Reflections on Art From the Mailbox: Nickalous Typaldos’ Untitled Photo from the Jardins Des Tuileries

Audrey Tran

04.04.11

Taken last September in the Tuileries Gardens of Paris, Nickalous Typaldos’ black and white photo of Roman statuary recalls the “gentle humor” of cartoons by Jean-Jaques Sempé, who might have even chosen such a scene to depict in one of his drawings, perhaps as a piece that requires no captions. Though the background is softly blurred, as a graphite pencil drawing might be, this piece of mail art has characteristics that only a photograph can capture. For example, the mechanical eye makes us aware of three perspectives working in the scene.

First, there is the gaze of the nude figure. Though his facial features are faint, we can read a sense of gravity in his furrowed brows. Some important matter, invisible to us, is set before him slightly to the right-hand side.

Second, we see art from the eyes of a bird. Where we see a relic of classical Western sculpture, the bird sees a cool, stone perch. It could care less of about the statue’s contrapposto, the year it was made, the collector who archived it, or the artist who shaped it. Upon this hunk of stone, the landing is isolated and clear. Simple.
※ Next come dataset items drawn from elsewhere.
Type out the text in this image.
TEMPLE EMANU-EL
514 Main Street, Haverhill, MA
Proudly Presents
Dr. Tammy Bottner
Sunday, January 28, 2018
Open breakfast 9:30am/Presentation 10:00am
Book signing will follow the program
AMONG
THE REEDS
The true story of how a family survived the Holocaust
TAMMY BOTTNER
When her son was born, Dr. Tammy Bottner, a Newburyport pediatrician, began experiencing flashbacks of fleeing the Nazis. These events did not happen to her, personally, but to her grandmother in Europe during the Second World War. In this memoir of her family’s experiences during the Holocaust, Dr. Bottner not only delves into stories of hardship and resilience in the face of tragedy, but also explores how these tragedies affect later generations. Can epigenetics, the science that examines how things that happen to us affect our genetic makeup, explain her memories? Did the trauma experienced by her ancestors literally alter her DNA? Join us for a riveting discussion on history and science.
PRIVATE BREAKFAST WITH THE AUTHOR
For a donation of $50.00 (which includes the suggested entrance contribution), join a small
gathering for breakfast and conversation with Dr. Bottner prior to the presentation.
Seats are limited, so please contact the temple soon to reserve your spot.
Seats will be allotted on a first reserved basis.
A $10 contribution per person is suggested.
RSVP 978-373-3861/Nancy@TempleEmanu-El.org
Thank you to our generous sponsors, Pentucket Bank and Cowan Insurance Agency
And then, there is the perspective coming from the fourth wall, the eye of the artist, who fused bird and statue together via medium format film to form yet another meaning, this one concerning the absurdity of our decorations and the many monuments we’ve made to ourselves. I’m reminded now of the hyperbolic voice from Wayne Koestenbaum’s “Deceptions of Midnight”:

I love art
history: if only
I were
not exploding!

Perhaps Nickalous is also suggesting that art changes. His photo is related to the deep thinking in John Berger’s Ways of Seeing and Bruce Nauman’s Walk with Contrapposto, a work worth mentioning for the absurdity it lends the conversation. In school, we learn of Berger’s writing as the book that debunks the academic and political mystification of Western painting. Nickalous continues that train of thought when he robs the sculpture of its seriousness by capturing the bird on top of the statue. Call that one of the kinder forms of vandalism.

According to the history of landscape design, French formal gardens like those of the Tuleries, emphasize order over nature specifically to demonstrate “the mastery of man over nature.” Imagine flowerbeds and grassbeds amassing into strict geometrical shapes and symmetrical patterns; smooth labyrinth walls constructed from manicured shrubbery; or trimmed trees planted along rigid lines. For all the emphasis on order-over-nature in these gardens, natural forces—like this lone bird—still perch on our revered masterpieces, thus providing just the slightest tit-for-tat to the human insistence that we rule everything.